I found it hard to proceed from equation 2 to 3. In my opinion, it is better to show the connection between the state-value function, \(v_{\pi}\), and the action-value function, \(q_{\pi}\) first. Then, the backup diagram will be introduced, providing a visual aid for deriving the equation. Before we delve into the above, let's explain equations 1 to 2.

The value of state \(s\) under policy \(\pi\) is equal to the expected return following time \(t\), \(G_t = R_{t+1} + \gamma R_{t+2} +\gamma^2 R_{t+3}+...\) , given state \(s\). Examining the \(G_t\) equation, we can rewrite it as \(G_t = R_{t+1} + \gamma G_{t+1}\), which is a recursion. Equation 2 can be understood as the value equals the immediate reward plus the discounted value of the subsequent rewards.

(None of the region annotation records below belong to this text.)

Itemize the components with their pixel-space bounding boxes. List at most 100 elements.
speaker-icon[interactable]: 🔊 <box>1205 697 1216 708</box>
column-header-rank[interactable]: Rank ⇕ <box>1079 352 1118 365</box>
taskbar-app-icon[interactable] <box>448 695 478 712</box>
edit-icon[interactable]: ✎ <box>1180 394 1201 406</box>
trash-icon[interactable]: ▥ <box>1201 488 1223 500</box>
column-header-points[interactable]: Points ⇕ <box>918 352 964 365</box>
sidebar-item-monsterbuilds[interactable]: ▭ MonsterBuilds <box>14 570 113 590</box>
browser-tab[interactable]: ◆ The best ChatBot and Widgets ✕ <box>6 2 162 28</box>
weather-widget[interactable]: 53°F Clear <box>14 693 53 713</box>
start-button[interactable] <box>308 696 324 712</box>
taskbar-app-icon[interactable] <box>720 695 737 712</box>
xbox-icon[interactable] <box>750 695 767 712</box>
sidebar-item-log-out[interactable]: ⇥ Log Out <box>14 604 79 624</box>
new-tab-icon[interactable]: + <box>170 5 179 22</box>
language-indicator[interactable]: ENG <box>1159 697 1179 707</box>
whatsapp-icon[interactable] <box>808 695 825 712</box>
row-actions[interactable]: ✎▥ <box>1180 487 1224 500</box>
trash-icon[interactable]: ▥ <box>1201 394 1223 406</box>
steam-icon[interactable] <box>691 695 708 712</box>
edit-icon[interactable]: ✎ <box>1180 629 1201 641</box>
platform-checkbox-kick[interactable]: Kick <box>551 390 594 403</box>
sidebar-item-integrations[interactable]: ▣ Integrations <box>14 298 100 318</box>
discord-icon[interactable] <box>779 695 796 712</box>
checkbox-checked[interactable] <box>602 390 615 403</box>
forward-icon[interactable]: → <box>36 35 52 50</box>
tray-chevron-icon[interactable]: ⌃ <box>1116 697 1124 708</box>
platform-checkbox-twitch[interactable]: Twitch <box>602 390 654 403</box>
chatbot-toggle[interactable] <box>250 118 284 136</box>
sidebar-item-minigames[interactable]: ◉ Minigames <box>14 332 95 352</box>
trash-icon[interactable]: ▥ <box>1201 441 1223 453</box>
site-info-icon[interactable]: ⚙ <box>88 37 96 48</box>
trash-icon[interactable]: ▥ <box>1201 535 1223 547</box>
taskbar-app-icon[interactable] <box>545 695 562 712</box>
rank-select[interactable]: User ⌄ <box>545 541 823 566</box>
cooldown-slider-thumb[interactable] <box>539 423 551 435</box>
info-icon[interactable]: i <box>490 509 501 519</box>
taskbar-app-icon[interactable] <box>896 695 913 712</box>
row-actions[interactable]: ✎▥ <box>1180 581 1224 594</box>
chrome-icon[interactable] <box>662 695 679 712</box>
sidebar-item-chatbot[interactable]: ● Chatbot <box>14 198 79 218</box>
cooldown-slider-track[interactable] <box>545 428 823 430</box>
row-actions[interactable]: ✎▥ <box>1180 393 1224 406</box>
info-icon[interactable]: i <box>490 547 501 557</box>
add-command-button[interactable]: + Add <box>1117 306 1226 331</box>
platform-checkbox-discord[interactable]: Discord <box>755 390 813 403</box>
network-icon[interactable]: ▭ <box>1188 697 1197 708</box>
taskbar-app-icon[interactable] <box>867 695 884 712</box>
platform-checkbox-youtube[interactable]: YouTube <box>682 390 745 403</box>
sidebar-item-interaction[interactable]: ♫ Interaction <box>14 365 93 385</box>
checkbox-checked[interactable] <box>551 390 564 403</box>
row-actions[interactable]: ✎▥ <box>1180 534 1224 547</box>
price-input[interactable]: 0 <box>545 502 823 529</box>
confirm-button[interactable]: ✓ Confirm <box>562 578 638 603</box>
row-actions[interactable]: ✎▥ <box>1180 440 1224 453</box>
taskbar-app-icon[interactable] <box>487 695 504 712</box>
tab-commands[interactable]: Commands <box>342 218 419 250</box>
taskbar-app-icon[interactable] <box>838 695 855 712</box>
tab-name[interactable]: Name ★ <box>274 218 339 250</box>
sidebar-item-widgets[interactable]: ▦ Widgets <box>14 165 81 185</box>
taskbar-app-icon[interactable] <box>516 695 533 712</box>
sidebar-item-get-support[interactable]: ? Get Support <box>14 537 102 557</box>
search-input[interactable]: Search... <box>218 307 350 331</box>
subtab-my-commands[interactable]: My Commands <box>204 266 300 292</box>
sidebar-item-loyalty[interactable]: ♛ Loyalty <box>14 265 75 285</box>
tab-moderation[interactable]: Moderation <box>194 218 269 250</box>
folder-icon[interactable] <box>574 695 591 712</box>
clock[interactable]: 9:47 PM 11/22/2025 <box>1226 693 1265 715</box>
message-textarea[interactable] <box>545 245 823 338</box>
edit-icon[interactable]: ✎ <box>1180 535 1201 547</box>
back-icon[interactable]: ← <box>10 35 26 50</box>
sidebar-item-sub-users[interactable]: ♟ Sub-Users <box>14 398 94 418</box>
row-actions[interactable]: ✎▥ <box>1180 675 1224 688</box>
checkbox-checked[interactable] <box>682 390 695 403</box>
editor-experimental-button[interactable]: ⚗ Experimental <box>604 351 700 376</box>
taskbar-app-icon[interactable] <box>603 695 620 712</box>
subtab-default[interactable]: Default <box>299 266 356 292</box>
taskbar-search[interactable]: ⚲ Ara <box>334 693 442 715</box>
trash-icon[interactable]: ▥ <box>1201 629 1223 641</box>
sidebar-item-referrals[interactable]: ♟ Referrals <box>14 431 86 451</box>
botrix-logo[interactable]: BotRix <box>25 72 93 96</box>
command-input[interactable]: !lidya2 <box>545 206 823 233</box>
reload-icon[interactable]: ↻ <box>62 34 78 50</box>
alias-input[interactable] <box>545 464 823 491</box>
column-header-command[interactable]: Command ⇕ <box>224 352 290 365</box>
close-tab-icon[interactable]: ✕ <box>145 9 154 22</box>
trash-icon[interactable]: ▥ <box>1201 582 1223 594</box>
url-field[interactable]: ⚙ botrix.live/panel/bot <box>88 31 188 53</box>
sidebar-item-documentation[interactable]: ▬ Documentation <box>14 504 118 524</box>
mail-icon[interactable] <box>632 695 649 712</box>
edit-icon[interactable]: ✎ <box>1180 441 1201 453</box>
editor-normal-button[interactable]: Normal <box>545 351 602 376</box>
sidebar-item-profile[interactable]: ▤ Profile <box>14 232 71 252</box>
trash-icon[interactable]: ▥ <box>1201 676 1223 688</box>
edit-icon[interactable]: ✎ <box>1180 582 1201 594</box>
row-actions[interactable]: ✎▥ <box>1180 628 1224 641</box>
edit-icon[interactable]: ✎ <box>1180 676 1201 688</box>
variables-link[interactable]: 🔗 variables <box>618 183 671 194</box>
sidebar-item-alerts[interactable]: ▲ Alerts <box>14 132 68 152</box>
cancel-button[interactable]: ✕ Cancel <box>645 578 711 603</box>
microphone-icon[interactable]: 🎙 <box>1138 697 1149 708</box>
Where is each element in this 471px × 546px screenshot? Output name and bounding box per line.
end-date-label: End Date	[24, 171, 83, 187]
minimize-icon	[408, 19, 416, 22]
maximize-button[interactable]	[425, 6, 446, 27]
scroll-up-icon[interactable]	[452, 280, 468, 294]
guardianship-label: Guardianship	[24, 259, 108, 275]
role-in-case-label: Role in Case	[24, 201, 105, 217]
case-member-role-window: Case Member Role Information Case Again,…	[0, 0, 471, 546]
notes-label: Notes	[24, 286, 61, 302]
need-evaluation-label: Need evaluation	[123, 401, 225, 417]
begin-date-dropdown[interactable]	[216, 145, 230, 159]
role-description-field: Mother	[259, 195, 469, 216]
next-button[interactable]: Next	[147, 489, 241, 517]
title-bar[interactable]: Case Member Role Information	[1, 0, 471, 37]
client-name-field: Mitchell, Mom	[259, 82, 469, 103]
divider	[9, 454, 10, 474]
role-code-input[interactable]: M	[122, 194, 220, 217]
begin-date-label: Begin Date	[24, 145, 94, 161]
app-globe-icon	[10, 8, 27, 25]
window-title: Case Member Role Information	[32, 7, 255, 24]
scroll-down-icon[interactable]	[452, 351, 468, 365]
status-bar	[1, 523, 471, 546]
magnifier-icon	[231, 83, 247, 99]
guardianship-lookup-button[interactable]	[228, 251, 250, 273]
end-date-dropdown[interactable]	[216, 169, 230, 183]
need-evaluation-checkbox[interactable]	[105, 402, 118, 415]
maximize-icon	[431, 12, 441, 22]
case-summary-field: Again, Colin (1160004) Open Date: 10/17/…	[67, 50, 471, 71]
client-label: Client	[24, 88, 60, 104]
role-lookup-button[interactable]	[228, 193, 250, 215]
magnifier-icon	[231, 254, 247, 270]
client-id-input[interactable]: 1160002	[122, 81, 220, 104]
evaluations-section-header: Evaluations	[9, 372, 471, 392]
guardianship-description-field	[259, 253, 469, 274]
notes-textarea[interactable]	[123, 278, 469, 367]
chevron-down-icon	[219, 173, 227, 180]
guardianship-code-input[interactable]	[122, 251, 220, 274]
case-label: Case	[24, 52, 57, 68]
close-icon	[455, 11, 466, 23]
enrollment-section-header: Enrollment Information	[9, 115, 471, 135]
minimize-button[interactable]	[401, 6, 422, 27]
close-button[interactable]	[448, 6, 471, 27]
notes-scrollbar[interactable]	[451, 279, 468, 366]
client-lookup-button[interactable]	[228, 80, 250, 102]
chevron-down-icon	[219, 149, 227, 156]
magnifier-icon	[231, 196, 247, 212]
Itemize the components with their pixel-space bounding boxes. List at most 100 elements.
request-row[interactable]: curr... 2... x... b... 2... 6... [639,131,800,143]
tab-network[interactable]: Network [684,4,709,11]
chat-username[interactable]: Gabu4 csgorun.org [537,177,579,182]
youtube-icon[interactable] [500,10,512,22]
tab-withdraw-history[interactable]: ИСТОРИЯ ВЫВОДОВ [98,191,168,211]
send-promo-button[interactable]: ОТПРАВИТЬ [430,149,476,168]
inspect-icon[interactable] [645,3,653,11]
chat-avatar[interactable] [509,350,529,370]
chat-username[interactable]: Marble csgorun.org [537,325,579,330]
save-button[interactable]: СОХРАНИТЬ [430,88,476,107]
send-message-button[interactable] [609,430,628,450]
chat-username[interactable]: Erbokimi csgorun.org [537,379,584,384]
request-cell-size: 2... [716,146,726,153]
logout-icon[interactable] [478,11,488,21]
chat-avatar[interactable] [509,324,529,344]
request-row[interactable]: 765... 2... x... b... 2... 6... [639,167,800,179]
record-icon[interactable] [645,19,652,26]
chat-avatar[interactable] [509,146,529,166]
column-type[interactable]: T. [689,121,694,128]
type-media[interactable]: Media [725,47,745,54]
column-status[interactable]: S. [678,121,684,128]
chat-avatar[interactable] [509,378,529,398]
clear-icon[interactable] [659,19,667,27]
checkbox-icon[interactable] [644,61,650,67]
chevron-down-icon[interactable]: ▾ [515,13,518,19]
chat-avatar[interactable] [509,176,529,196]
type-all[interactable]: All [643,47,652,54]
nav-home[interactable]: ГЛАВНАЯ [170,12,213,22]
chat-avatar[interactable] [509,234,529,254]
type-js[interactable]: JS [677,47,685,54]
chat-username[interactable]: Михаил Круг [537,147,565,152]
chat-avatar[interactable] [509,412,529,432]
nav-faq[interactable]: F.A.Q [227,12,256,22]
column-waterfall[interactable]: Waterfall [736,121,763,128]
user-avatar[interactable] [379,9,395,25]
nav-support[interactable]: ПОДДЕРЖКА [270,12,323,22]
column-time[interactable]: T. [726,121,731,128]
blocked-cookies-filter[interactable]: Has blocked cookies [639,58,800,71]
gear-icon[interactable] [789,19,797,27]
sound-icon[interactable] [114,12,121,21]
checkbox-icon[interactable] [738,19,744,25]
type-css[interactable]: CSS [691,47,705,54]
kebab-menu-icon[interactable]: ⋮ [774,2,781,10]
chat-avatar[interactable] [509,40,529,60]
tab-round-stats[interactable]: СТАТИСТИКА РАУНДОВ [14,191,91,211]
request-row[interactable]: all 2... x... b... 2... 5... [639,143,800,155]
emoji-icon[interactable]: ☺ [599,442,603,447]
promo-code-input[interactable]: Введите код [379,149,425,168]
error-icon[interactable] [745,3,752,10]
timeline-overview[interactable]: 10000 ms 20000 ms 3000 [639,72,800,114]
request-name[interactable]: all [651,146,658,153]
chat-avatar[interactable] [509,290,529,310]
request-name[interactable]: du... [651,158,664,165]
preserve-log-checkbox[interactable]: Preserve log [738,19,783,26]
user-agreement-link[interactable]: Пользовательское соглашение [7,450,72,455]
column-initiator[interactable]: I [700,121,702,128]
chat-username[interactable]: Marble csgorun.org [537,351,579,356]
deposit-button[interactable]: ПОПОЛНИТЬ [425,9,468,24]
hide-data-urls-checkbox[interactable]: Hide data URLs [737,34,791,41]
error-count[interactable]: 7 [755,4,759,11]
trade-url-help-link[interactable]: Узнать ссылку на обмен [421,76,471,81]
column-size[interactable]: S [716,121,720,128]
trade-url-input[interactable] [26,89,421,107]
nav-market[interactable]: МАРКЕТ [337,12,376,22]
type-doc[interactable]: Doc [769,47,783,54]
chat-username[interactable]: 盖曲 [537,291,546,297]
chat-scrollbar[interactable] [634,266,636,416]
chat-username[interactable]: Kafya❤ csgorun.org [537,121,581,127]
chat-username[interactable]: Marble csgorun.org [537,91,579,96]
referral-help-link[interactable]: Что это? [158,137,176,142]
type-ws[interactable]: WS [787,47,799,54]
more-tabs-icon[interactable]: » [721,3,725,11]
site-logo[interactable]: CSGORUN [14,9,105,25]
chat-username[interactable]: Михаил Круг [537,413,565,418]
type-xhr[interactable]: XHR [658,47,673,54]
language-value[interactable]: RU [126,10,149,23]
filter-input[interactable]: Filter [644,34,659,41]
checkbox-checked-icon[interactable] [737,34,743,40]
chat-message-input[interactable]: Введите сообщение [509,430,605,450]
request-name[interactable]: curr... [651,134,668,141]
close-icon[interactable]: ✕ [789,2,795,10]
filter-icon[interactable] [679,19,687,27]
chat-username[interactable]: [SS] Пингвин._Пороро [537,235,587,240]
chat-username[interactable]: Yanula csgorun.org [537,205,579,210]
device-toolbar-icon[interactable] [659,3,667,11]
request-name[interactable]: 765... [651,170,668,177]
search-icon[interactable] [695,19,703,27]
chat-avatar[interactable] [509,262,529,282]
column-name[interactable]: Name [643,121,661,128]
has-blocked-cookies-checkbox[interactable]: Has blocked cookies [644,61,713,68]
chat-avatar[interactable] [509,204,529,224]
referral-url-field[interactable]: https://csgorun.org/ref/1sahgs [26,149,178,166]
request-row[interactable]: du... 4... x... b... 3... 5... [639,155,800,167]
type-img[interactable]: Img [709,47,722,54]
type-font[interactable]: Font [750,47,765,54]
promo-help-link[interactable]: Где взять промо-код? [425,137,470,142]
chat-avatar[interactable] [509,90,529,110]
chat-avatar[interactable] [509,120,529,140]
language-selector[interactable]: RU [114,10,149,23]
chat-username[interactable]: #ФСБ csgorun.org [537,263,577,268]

In some resources, the equation will then be written as \(\mathbb{E}{\pi}[R_{t+1} + \gamma v_\pi(s_{t+1}) | S_t = s]\) to indicate the recursive nature. But, it may not be very clear to the reader as to why \(G_{t+1}\ = v_\pi(s_{t+1})\). It seems that \(v_\pi(S_{t+1})\) should equal \(\mathbb{E}{\pi}[G_{t+1} | S_{t+1} = s_{t+1}]\)

Connection Between State-Value Function and Action-Value Function

The action-value function is defined as \(q_{\pi}(s,a) = \mathbb{E}{\pi}[G_t | S_t = s, A_t=a]\). Thus, \[v_\pi(s) = \sum_a \pi(a|s) q_{\pi}(s,a)\] which is the first part of equation 3. The remaining question is how the remaining parts are derived.

Backup Diagram for \(V_\pi\)

The open circle represents a state, and each solid circle represents a state-action pair. The agent could take any of the actions (\(a)\) based on its policy \(\pi\). The environment will respond with a reward \(r\) and move to the next state \(s'\), according to some function \(p\).

The value of state \(s\) is therfore \[\begin{align}v_\pi(s) &= \sum_a \pi(a|s) q_{\pi}(s,a) \\ &=\sum_a \pi(a|s) \sum_{s',r}p(s',r|s,a)[r+\gamma\mathbb{E}{\pi}[G_{t+1} | S_{t+1} = s']] \\ &= \sum_a \pi(a|s) \sum_{s',r}p(s',r|s,a)[r + \gamma v_\pi(s')]\end{align}\]

It sums up all possibilities, from taking an action to moving to the next state, to get the expected value.

Now, it should be a bit clearer as to why \(G_{t+1}\ = v_\pi(s_{t+1})\) because the subsequent return is implicitly conditioned on the new state.

I hope this supplementary can help future students a bit!